Il est notable que tout élément n’est peut-être que le signe composite d’une pluralité. Chaque atome se divise en particules. Et celles-ci n’ont-elles-mêmes rien d’élémentaire, déjà composées par des relations dont l’unité n’était que le signe remarquable. Le pluralisme vaut donc bien comme un régime de différences. Mais ces différences sont tout à fait rigoureuses. Une courbe toujours se distingue d’une autre par des points. Et chaque point, s’il vaut par lui-même selon une valeur donnée, exprimable, pourrait-être le lieu d’embranchement pour une autre courbe qui va intégrer ce point comme un élément de sa propre sommation. Le point P peut avoir une valeur constante et occuper la même position balisée par y et x. Mais on peut supposer qu’en ajoutant une dimension supplémentaire, celle de la profondeur, ce point qui compose telle courbe pourra se placer au croisement d’une autre courbe qui le traverse selon une nouvelle répartition, une autre intégration, une géographie qui appartient à un autre monde. P disons se prolonge alors vers Q sur l’un des feuillets, mais tout autant vers Q’ sur un autre ou Q’’ ailleurs: autant de points dont les valeurs ne seront pas équivalentes. Il en va ainsi d’un neurone qui pourrait entrer dans plusieurs chaînes d’association. Est-il alors « Un » et « unique », valant par sa seule position ou faut-il dire qu’il est multiple en se prolongeant selon plusieurs enchaînements ?

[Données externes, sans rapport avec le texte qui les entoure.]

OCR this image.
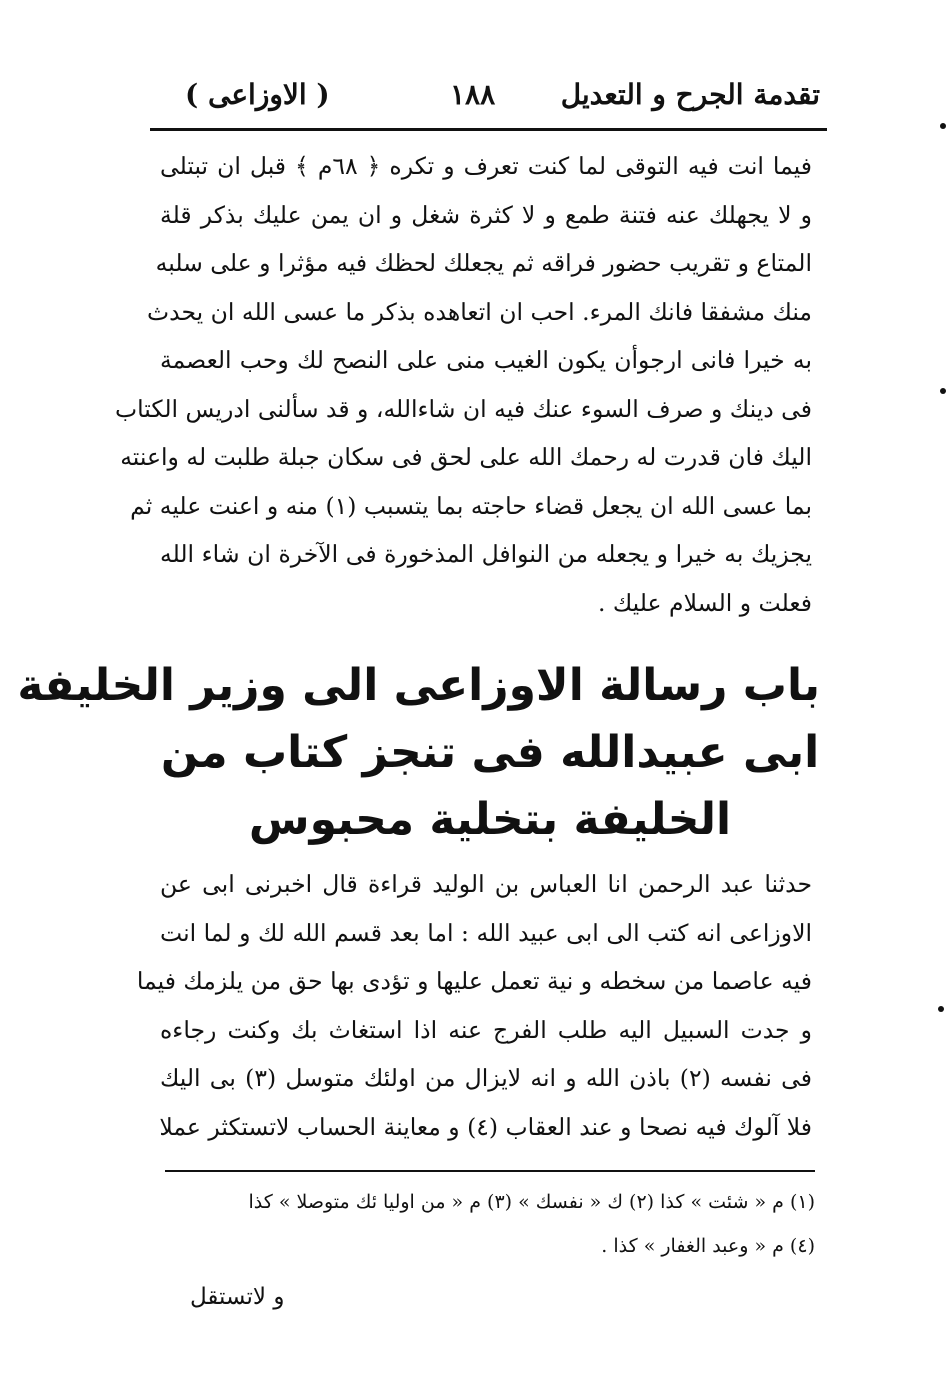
تقدمة الجرح و التعديل
١٨٨
( الاوزاعى )
فيما انت فيه التوقى لما كنت تعرف و تكره ﴿ ٦٨م ﴾ قبل ان تبتلى
و لا يجهلك عنه فتنة طمع و لا كثرة شغل و ان يمن عليك بذكر قلة
المتاع و تقريب حضور فراقه ثم يجعلك لحظك فيه مؤثرا و على سلبه
منك مشفقا فانك المرء. احب ان اتعاهده بذكر ما عسى الله ان يحدث
به خيرا فانى ارجوأن يكون الغيب منى على النصح لك وحب العصمة
فى دينك و صرف السوء عنك فيه ان شاءالله، و قد سألنى ادريس الكتاب
اليك فان قدرت له رحمك الله على لحق فى سكان جبلة طلبت له واعنته
بما عسى الله ان يجعل قضاء حاجته بما يتسبب (١) منه و اعنت عليه ثم
يجزيك به خيرا و يجعله من النوافل المذخورة فى الآخرة ان شاء الله
فعلت و السلام عليك .
باب رسالة الاوزاعى الى وزير الخليفة
ابى عبيدالله فى تنجز كتاب من
الخليفة بتخلية محبوس
حدثنا عبد الرحمن انا العباس بن الوليد قراءة قال اخبرنى ابى عن
الاوزاعى انه كتب الى ابى عبيد الله : اما بعد قسم الله لك و لما انت
فيه عاصما من سخطه و نية تعمل عليها و تؤدى بها حق من يلزمك فيما
و جدت السبيل اليه طلب الفرج عنه اذا استغاث بك وكنت رجاءه
فى نفسه (٢) باذن الله و انه لايزال من اولئك متوسل (٣) بى اليك
فلا آلوك فيه نصحا و عند العقاب (٤) و معاينة الحساب لاتستكثر عملا
(١) م « شئت » كذا (٢) ك « نفسك » (٣) م « من اوليا ئك متوصلا » كذا
(٤) م « وعبد الغفار » كذا .
و لاتستقل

On dira que ce point n’est ni un ni multiple. On dira qu’il est une bifurcation, une pluralité capable de se prolonger dans d’autres jeux de signes, sur d’autres feuillets, selon d’autres mondes. Il ne s’agit plus seulement de considérer les éléments comme le lieu d’une ontologie relationnelle. Les éléments, depuis Aristote, sont pris dans une ontologie relationnelle, notamment à travers une attribution, une relation hiérarchique qui permet de les saisir comme des substances ou des accidents, comme des actes ou des puissances, comme des sujets ou des objets. Pluralité veut dire au contraire que ce qui est sujet dans tel régime d’attribution pourrait être objet dans un autre régime, dans un autre espace de distribution, dans un autre jeu de signes. Où l’on verra rapidement que le pluralisme n’est pas un relativisme. Que tel élément se présente sous telle fonction dans un système donné n’est pas du tout arbitraire. Sur une courbe particulière, chaque point sera déterminé de façon absolue. Mais sur une autre courbe qui le croise son prolongement ne sera pas du tout comparable. Il ne sera pas affecté par le même pli. Ce qu'un individus croise sur le plan moral ne l'affecte pas aux mêmes lieux ni de manière comparable à ce qu'il éprouve du côté politique, esthétique ou encore dans l'étonnement qui le pousse à penser. Sous ce rapport la distinction Kantienne des intérêts de la raison et des domaines hétérogènes où elle s'exerce n'est sans doute pas stupide même si nous ne croyons plus aux formes catégoriques du jugement.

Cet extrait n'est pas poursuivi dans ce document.